The 5`-UTR of VEGF is
exceptionally long (1038 bp) and contains several putative DNA motifs
for SP1, AP1, AP2, as originally noted by Tischer and
colleagues(11) , and also the putative IL-6-RE type I element.
This region is rich in G + C content. A similar structure was also
reported for PDGF-B. It was demonstrated that the PDGF 5`-UTR acts as
translational inhibitor and upon deletion translation efficiency
increases(13, 48) . Furthermore, during megakaryocytic
differentiation, in which PDGF-B is produced, translation repression is
removed by cis-acting elements(48) . Similarly, the 5`-UTR of
placenta growth factor, albeit shorter (less then 300 bp), is composed
of 73% G + C base pairs with a short open reading frame that has
an inhibitory effect on translation(12) . Our results also
demonstrate a possible role for the 5`-UTR in VEGF expression.

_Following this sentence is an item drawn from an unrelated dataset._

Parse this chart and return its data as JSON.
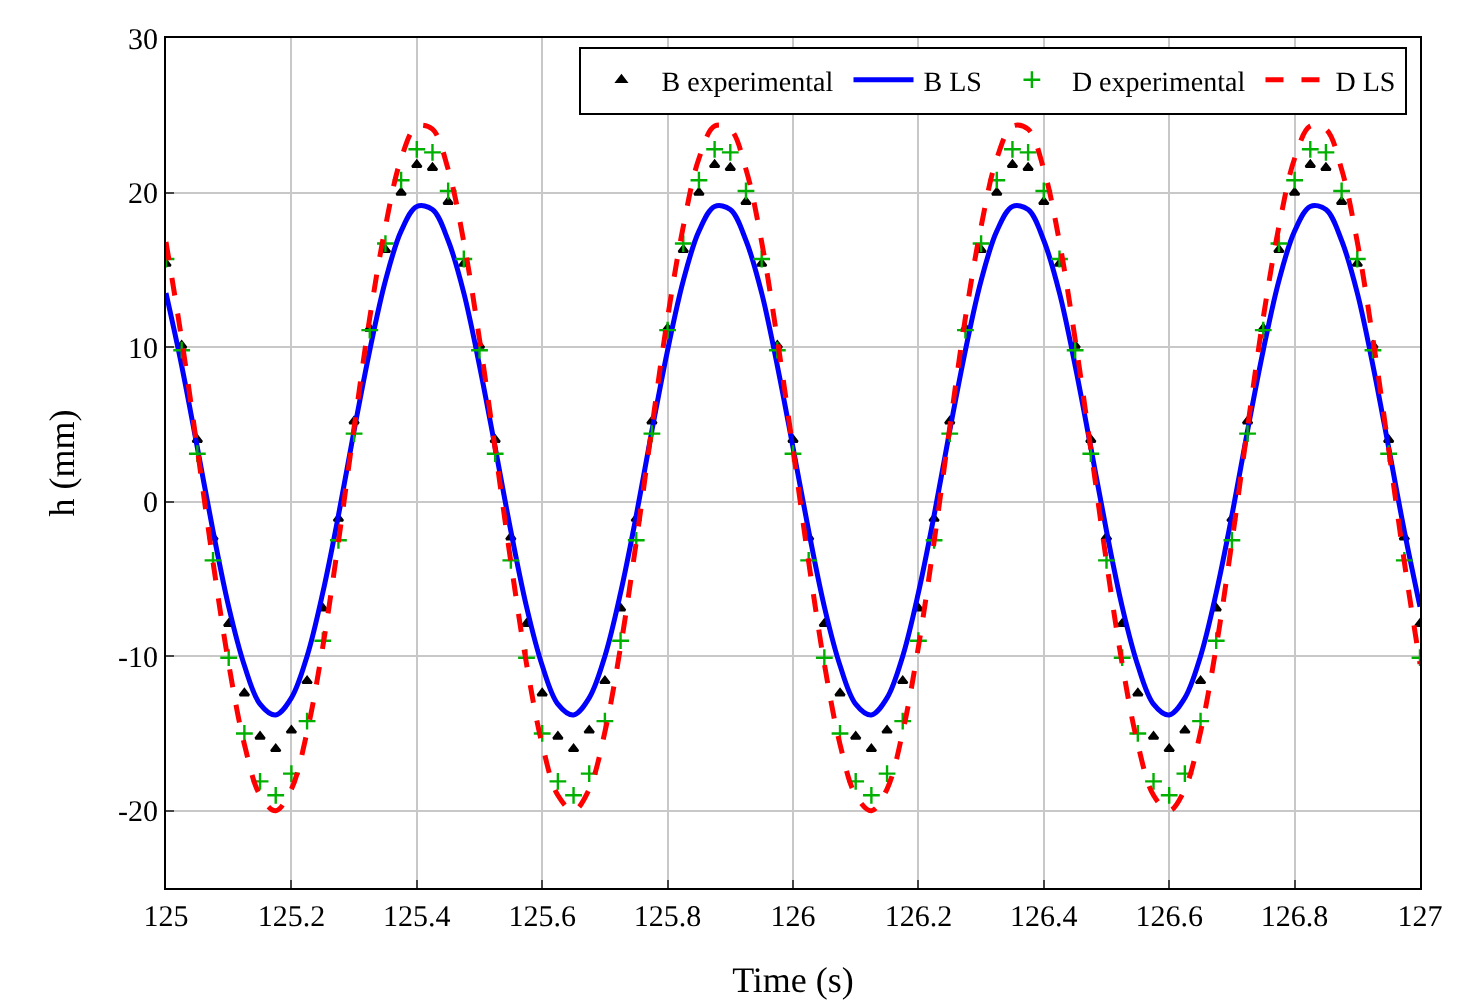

However,
unlike the 5`-UTRs of PDGF and placenta growth factor that serve as
translation inhibitors, VEGF 5`-UTR enhances promoter activity as
determined by transient assays. A deletion of 83 bp located in the
vicinity of the translation start site resulted in a significant
decrease in CAT activity (30-40%), suggesting that this region
has a role in VEGF expression. Since this region is characterized by a
highly G + C content (83%) it is most probable that it has a role
in maintaining proper secondary structure of the 5`-UTR which is
crucial for proper translation. A possible role for secondary structure
was also suggested for PDGF 5`-UTR in inhibiting scanning mechanisms of
ribosomes. It was proposed that such structured 5`-UTRs might serve as
internal ribosome entry sites(48) . Since the 5`-UTR of VEGF
can theoretically form such structures, it is most probable that it is
also subjected to translational regulation. DNA motifs that confer
response to hypoxic treatment enable the binding of specific hypoxia
induced factor(21) . Similar DNA motifs were also observed for
VEGF, however, only the motif located at the 3`-UTR was functional
while the two homologous motifs at the promoter region of VEGF
(-2856 to -2847 and -1958 to -1949) were not
essential(49) . It was found that a putative new hypoxia
element was contained within a 100-bp region between locations
-1882 to -1782. Our results support this finding and
enables the margins of the hypoxia element to be further narrowed to
positions -1782 to -1829 (construct p1.8CAT). The magnitude
of increased CAT activity for the 3.4CAT construct following treatment
with cobalt and for the 1.8CAT construct was similar (2-fold),
implying that the hypoxia (cobalt) response element is indeed located
downstream to position -1829. When most of 5`-UTR was deleted,
the response to cobalt was not observed (Fig. 4). This is not in
agreement with the reported results of Minchenko et al.(49) that also used constructs lacking the 5`-UTR to which
luciferase was connected as the reporter gene. They demonstrated
enhanced luciferase activity in response to cobalt in HeLa cells, and
calculated their results as ratio between the activity of the reporter
gene in treated cells and untreated cells and not in absolute light
units. Therefore, it is likely that the extremely sensitive luciferase
assay enabled the detection of variations even at very weak promoter
activities. However, their results do not contradict ours showing that
the 5`-UTR is essential for VEGF expression. Differences in cell lines
should be ruled out since our data were also reproducible in HeLa cells
(data not shown).
In conclusion, we provide evidence showing that the role of IL-6 in angiogenesis is mediated through the induction of VEGF, a potent angiogenic agent. We show that putative DNA motifs located at the promoter region as well as in the 5`-UTR are necessary for the responsiveness to IL-6. In addition, it is demonstrated that 5`-UTR enhances the basal promoter activity of VEGF as determined by transient transfection assays. These results indicate that the secondary structure of 5`-UTR may be important for an efficient expression of VEGF and suggest that transcription and post-transcription control mechanisms are involved.